However, as outlined below, Packaging Waste Recovery Note (PRN) data published by the Environment Agency for the 2021 compliance year shows that using 2020 carry in (PRNs brought in from 2020), all materials comfortably hit their targets and carried over some into 2022 too. The data includes export PRNs.
With targets being met and carry over being recorded into 2022, many compliance specialists welcomed the statistics, but warned that the carry over was less going into 2022 than for the previous year.
There is some focus now on the plastic and glass re-melt material streams. According to some PRN experts, the two materials would have missed their 2021 target without using carry over numbers but somehow still managed to record a carry over into 2022. According to some compliance specialists, this suggests that there could have been some “significant non-compliance” in the year, potentially with some businesses refusing to buy PRNs because of what they perceived as overly high prices.
As outlined below, without using carry over figures, glass and plastic missed the 2021 targets.
Glass re-melt saw prices as high as £190 towards the end of last year, prompting concern from some obligated parties over compliance costs. The topic was even raised at ministerial level with Defra resources and recycling minister Jo Churchill saying in January that she was “monitoring” the high prices (see letsrecycle.com story).
A range of reactions to the 2021 targets for the sector have been made.
Martin Trigg-Knight, head of compliance at Clarity Environmental, said the “significant tonnage” carried over into 2022 will be a “welcome head start”.
Andrew Letham, operations manager at the Environment Exchange, pointed out the data for plastics could be concerning given the high prices in recent weeks, and suggested it could be a “tight year” for plastics.
Plastic PRNs have risen as high as £170 in recent weeks, and Mr Letham said some might be concerned about a drop in the overall plastic PRNs for the year.
He said: “The big headline is both plastic and glass remelt ‘missing target’ in year by 30,738 and 40,980 tonnes respectively.
“Despite the shortfall in year for glass remelt, a strong carry-forward from 2020 meant it had an oversupply of just 39,677 tonnes in 2021 however the confirmed data showed a carry-forward into 2022 some 25,000t above this which suggests significant non-compliance from some companies in 2021 for this material”.
He added: “Plastic prices had risen 90% in the two weeks leading up to the data and although the confirmed carry-out of 64,671 into 2022 was very much in line with what had been expected buyers will be concerned by the drop in Plastic recycling in 2021 which was down 64,000t from 2020. If recycling levels remain similar in 2022 it could be a tight year for plastic, with a 2% target increase which could result in as much as 40,000t being added to the obligation this year”.
Elsewhere, Paul Van Danzig, policy director at the Wastepack group, said the figures justify Defra’s decision to continue with the PRN system, but also pointed to the potential of non-compliance.
He said: “This is highlights why Defra has decided to continue to the system. In the face of a manner of aversities the PRN system continues to work. The only question mark I do have, is there may some anomalies in the data which could suggest that while the evidence is available, not everyone may have brought the required PRNs to meet obligations.

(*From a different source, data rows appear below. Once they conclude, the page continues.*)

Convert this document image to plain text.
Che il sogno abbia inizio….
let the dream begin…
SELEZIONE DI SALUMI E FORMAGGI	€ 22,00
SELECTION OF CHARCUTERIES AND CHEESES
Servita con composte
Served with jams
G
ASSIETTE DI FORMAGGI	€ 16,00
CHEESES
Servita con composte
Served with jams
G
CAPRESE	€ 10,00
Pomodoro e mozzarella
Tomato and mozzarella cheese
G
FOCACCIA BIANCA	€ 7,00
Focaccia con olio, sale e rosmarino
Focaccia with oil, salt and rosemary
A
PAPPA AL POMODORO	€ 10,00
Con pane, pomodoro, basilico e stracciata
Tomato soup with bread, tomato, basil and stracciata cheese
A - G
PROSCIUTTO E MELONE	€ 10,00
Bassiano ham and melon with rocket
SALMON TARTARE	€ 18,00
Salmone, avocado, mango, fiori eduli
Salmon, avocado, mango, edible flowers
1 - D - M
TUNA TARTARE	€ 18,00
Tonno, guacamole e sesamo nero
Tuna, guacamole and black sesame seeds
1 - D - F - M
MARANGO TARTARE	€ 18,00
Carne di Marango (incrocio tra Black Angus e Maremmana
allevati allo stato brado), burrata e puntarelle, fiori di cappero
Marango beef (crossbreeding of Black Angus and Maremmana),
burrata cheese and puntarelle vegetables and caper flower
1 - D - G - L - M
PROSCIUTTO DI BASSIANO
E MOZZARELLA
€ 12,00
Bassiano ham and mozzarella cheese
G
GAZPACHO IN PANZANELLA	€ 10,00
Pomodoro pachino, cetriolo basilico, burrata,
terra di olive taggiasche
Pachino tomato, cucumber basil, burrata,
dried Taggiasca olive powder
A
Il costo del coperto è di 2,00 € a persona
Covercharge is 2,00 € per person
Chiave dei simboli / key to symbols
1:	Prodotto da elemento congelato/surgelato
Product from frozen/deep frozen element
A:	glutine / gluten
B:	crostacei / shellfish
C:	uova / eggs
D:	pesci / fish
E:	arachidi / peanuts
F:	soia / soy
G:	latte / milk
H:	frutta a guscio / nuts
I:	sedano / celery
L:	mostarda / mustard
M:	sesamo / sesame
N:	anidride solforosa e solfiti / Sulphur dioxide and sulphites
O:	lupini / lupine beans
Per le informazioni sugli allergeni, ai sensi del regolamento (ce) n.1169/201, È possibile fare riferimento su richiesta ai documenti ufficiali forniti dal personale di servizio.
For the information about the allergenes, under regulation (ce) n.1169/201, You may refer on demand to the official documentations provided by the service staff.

“This may just be a reporting error but the Environment Agency will be carrying out robust investigation if this proves to be case”.
Jon Clement, head of procurement at Valpak, said the Q4 data “reinforces the ability of the PRN system to adapt to adverse conditions”.
He explained this was exemplified by the “concern towards the end of the year that the ability to hit the glass remelt target was under threat”.
It is too early to suggest 2022 will be a straightforward year
– Jon Clement, Valpak
Mr Clement added: “The increased PRN price enabled additional material to be pulled through the system and also resulted in a healthy carry forward figure.
“However, for some materials the carry forward volumes into 2022 are lower than those going into 2021 so with increased targets it is too early to suggest 2022 will be a straightforward year.
“Another positive point to note was the volume of domestic plastic recycling. 2021 represented a historically high year for domestic plastic reprocessing in the UK, a trend that Valpak continues to support”.
Elsewhere, Ash Clay, procurement manager at Comply Direct, pointed to the recently published government consultation responses, saying they provide a “much-needed steer” on how the system is likely to be reformed.
He said he welcomes the consultation that has been launched to share views on how the PRN system can be reviewed.
On the 2021 figures, he added: “The data shows targets have once again been met as per the current system, 2022 carry-in levels for glass and plastic, whilst falling short of 2021 levels, are higher than some expected, providing a clear head-start to this compliance year”.
Now, industry is expected to be watching the actions of the Environment Agency to see if any measures are taken against any companies which have failed to meet their obligations for 2021.